Nei conflitti sull’appetito è il bambino ad avere ragione.

Qual è la quantità giusta di cibo per un bambino? Quella che vorrebbe il genitore, oppure quella che il bambino stesso desidera? Dove sta scritto quanto "deve" esattamente mangiare un bambino? Non è forse vero che siamo tutti diversi uno dall'altro e anche fra di noi adulti c'è chi mangia più e chi mangia meno? Ci sono bambini che mangiano poco perché è di quel poco che hanno bisogno; cercare di forzarli a mangiare di più è un grave errore per almeno due motivi. Il primo è che è una battaglia persa: il bambino si rifiuterà sempre di mangiare quello che non gli va.
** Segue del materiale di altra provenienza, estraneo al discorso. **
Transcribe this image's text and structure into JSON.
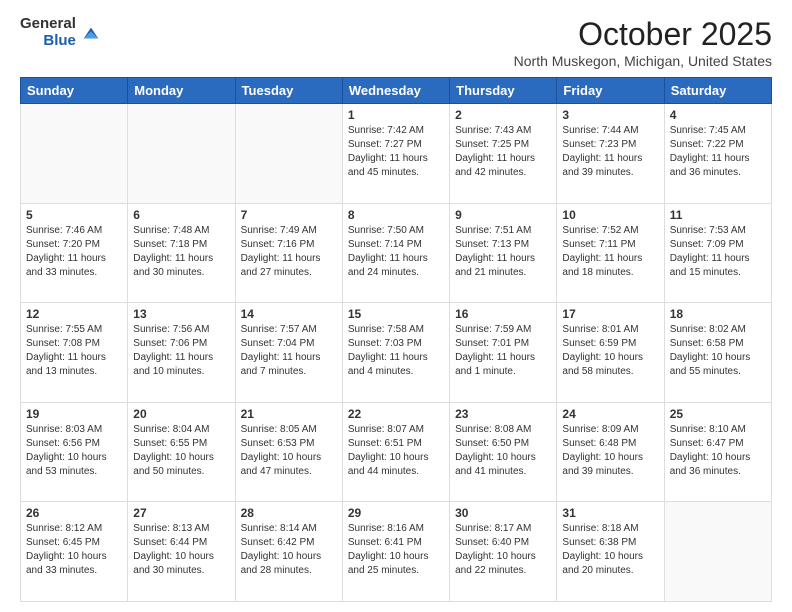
{
  "header": {
    "logo_general": "General",
    "logo_blue": "Blue",
    "month_title": "October 2025",
    "subtitle": "North Muskegon, Michigan, United States"
  },
  "days_of_week": [
    "Sunday",
    "Monday",
    "Tuesday",
    "Wednesday",
    "Thursday",
    "Friday",
    "Saturday"
  ],
  "weeks": [
    [
      {
        "day": "",
        "sunrise": "",
        "sunset": "",
        "daylight": ""
      },
      {
        "day": "",
        "sunrise": "",
        "sunset": "",
        "daylight": ""
      },
      {
        "day": "",
        "sunrise": "",
        "sunset": "",
        "daylight": ""
      },
      {
        "day": "1",
        "sunrise": "Sunrise: 7:42 AM",
        "sunset": "Sunset: 7:27 PM",
        "daylight": "Daylight: 11 hours and 45 minutes."
      },
      {
        "day": "2",
        "sunrise": "Sunrise: 7:43 AM",
        "sunset": "Sunset: 7:25 PM",
        "daylight": "Daylight: 11 hours and 42 minutes."
      },
      {
        "day": "3",
        "sunrise": "Sunrise: 7:44 AM",
        "sunset": "Sunset: 7:23 PM",
        "daylight": "Daylight: 11 hours and 39 minutes."
      },
      {
        "day": "4",
        "sunrise": "Sunrise: 7:45 AM",
        "sunset": "Sunset: 7:22 PM",
        "daylight": "Daylight: 11 hours and 36 minutes."
      }
    ],
    [
      {
        "day": "5",
        "sunrise": "Sunrise: 7:46 AM",
        "sunset": "Sunset: 7:20 PM",
        "daylight": "Daylight: 11 hours and 33 minutes."
      },
      {
        "day": "6",
        "sunrise": "Sunrise: 7:48 AM",
        "sunset": "Sunset: 7:18 PM",
        "daylight": "Daylight: 11 hours and 30 minutes."
      },
      {
        "day": "7",
        "sunrise": "Sunrise: 7:49 AM",
        "sunset": "Sunset: 7:16 PM",
        "daylight": "Daylight: 11 hours and 27 minutes."
      },
      {
        "day": "8",
        "sunrise": "Sunrise: 7:50 AM",
        "sunset": "Sunset: 7:14 PM",
        "daylight": "Daylight: 11 hours and 24 minutes."
      },
      {
        "day": "9",
        "sunrise": "Sunrise: 7:51 AM",
        "sunset": "Sunset: 7:13 PM",
        "daylight": "Daylight: 11 hours and 21 minutes."
      },
      {
        "day": "10",
        "sunrise": "Sunrise: 7:52 AM",
        "sunset": "Sunset: 7:11 PM",
        "daylight": "Daylight: 11 hours and 18 minutes."
      },
      {
        "day": "11",
        "sunrise": "Sunrise: 7:53 AM",
        "sunset": "Sunset: 7:09 PM",
        "daylight": "Daylight: 11 hours and 15 minutes."
      }
    ],
    [
      {
        "day": "12",
        "sunrise": "Sunrise: 7:55 AM",
        "sunset": "Sunset: 7:08 PM",
        "daylight": "Daylight: 11 hours and 13 minutes."
      },
      {
        "day": "13",
        "sunrise": "Sunrise: 7:56 AM",
        "sunset": "Sunset: 7:06 PM",
        "daylight": "Daylight: 11 hours and 10 minutes."
      },
      {
        "day": "14",
        "sunrise": "Sunrise: 7:57 AM",
        "sunset": "Sunset: 7:04 PM",
        "daylight": "Daylight: 11 hours and 7 minutes."
      },
      {
        "day": "15",
        "sunrise": "Sunrise: 7:58 AM",
        "sunset": "Sunset: 7:03 PM",
        "daylight": "Daylight: 11 hours and 4 minutes."
      },
      {
        "day": "16",
        "sunrise": "Sunrise: 7:59 AM",
        "sunset": "Sunset: 7:01 PM",
        "daylight": "Daylight: 11 hours and 1 minute."
      },
      {
        "day": "17",
        "sunrise": "Sunrise: 8:01 AM",
        "sunset": "Sunset: 6:59 PM",
        "daylight": "Daylight: 10 hours and 58 minutes."
      },
      {
        "day": "18",
        "sunrise": "Sunrise: 8:02 AM",
        "sunset": "Sunset: 6:58 PM",
        "daylight": "Daylight: 10 hours and 55 minutes."
      }
    ],
    [
      {
        "day": "19",
        "sunrise": "Sunrise: 8:03 AM",
        "sunset": "Sunset: 6:56 PM",
        "daylight": "Daylight: 10 hours and 53 minutes."
      },
      {
        "day": "20",
        "sunrise": "Sunrise: 8:04 AM",
        "sunset": "Sunset: 6:55 PM",
        "daylight": "Daylight: 10 hours and 50 minutes."
      },
      {
        "day": "21",
        "sunrise": "Sunrise: 8:05 AM",
        "sunset": "Sunset: 6:53 PM",
        "daylight": "Daylight: 10 hours and 47 minutes."
      },
      {
        "day": "22",
        "sunrise": "Sunrise: 8:07 AM",
        "sunset": "Sunset: 6:51 PM",
        "daylight": "Daylight: 10 hours and 44 minutes."
      },
      {
        "day": "23",
        "sunrise": "Sunrise: 8:08 AM",
        "sunset": "Sunset: 6:50 PM",
        "daylight": "Daylight: 10 hours and 41 minutes."
      },
      {
        "day": "24",
        "sunrise": "Sunrise: 8:09 AM",
        "sunset": "Sunset: 6:48 PM",
        "daylight": "Daylight: 10 hours and 39 minutes."
      },
      {
        "day": "25",
        "sunrise": "Sunrise: 8:10 AM",
        "sunset": "Sunset: 6:47 PM",
        "daylight": "Daylight: 10 hours and 36 minutes."
      }
    ],
    [
      {
        "day": "26",
        "sunrise": "Sunrise: 8:12 AM",
        "sunset": "Sunset: 6:45 PM",
        "daylight": "Daylight: 10 hours and 33 minutes."
      },
      {
        "day": "27",
        "sunrise": "Sunrise: 8:13 AM",
        "sunset": "Sunset: 6:44 PM",
        "daylight": "Daylight: 10 hours and 30 minutes."
      },
      {
        "day": "28",
        "sunrise": "Sunrise: 8:14 AM",
        "sunset": "Sunset: 6:42 PM",
        "daylight": "Daylight: 10 hours and 28 minutes."
      },
      {
        "day": "29",
        "sunrise": "Sunrise: 8:16 AM",
        "sunset": "Sunset: 6:41 PM",
        "daylight": "Daylight: 10 hours and 25 minutes."
      },
      {
        "day": "30",
        "sunrise": "Sunrise: 8:17 AM",
        "sunset": "Sunset: 6:40 PM",
        "daylight": "Daylight: 10 hours and 22 minutes."
      },
      {
        "day": "31",
        "sunrise": "Sunrise: 8:18 AM",
        "sunset": "Sunset: 6:38 PM",
        "daylight": "Daylight: 10 hours and 20 minutes."
      },
      {
        "day": "",
        "sunrise": "",
        "sunset": "",
        "daylight": ""
      }
    ]
  ]
}
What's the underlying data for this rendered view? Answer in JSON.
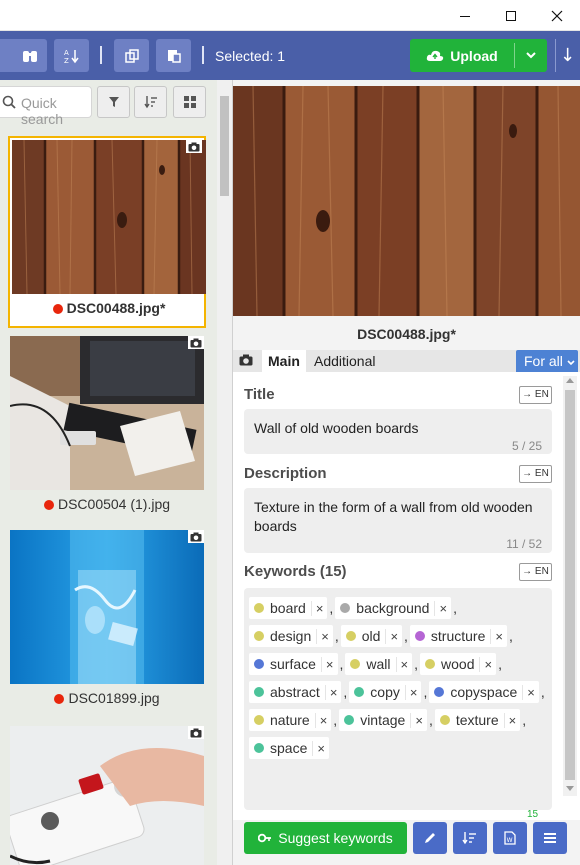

Il secondo è che queste insistenze rendono il momento del pasto e il rapporto col cibo un incubo per tutti: la conseguenza è un rifiuto ancora più netto da parte del bambino.

L’appetito dei bambini cambia in continuazione.

Un neonato, per nutrirsi e per crescere, ha bisogno di “mangiare” ogni giorno una quantità di cibo (latte) pari a circa il 16% del suo peso corporeo. Se un adulto di 70 chilogrammi dovesse mangiare altrettanto, in proporzione, avrebbe bisogno di circa 11 chilogrammi di cibo al giorno. Nessuno di noi potrebbe riuscirci!
Lo stesso neonato, arrivato a due anni, cresce molto più lentamente di prima: il suo appetito diminuisce bruscamente e si accontenta di piluccare e raramente darà alla mamma (o ai nonni) la “soddisfazione” di farsi una bella mangiata.

Il rifiuto di certi cibi è un meccanismo di difesa.

Lo sappiamo tutti: i bambini detestano quasi sempre le verdure e il più delle volte non c’è Braccio di ferro che riesca a convincerli a mangiare gli spinaci. Vi siete chiesti perché? L’origine del disgusto per tutto quello che è verde va ricercato nella storia dell’umanità. Nei millenni passati i nostri antenati si nutrivano di quello che trovavano in natura: frutti, erbe, animali, pesci, bacche, radici. Molti vegetali sono però potenzialmente velenosi per gli esseri umani; e i vegetali in genere sono di colore verde. Gli adulti li conoscevano bene e li evitavano, ma i bambini, che all’epoca non erano così accuditi come oggi, portavano alla bocca e mangiavano quello che trovavano intorno a loro. Fortunatamente ce n’erano molti che diffidavano di ciò che era verde e così scansavano i pericoli di avvelenamento; gli altri finivano per intossicarsi e per morire. E così la Natura ha selezionato i bambini diffidenti verso le verdure, che hanno tramandato questo comportamento di generazione in generazione fino ai nostri giorni. Diventando grandi si diventa più saggi e non c’è più motivo di diffidare di quello che è verde: e così, crescendo, anche i bambini più schizzinosi imparano a mangiare di tutto.

Il vero problema è il troppo appetito.

È proprio come dice il proverbio: l’appetito viene mangiando. A furia di mangiare e provare cose nuove e saporite l’appetito si sviluppa e, talvolta, diventa eccessivo. E così gli stessi bambini che a 2 o 3 anni facevano impazzire i genitori quando chiudevano la bocca e si rifiutavano di mangiare quello che c’era in tavola (ma avevano quasi sempre ragione, perché si trattava di porzioni esagerate e non di mancanza di appetito), arrivati a 8 o 9 anni, quando ormai hanno imparato bene quali sono i cibi più gustosi e saporiti e ormai ne vanno ghiotti, cominciano a diventare rotondetti e spesso anche un po’ ciccioni. E questo non è un bene, perché comporta il rischio del sovrappeso e dell’obesità, malattie ormai molto diffuse dalle nostre parti.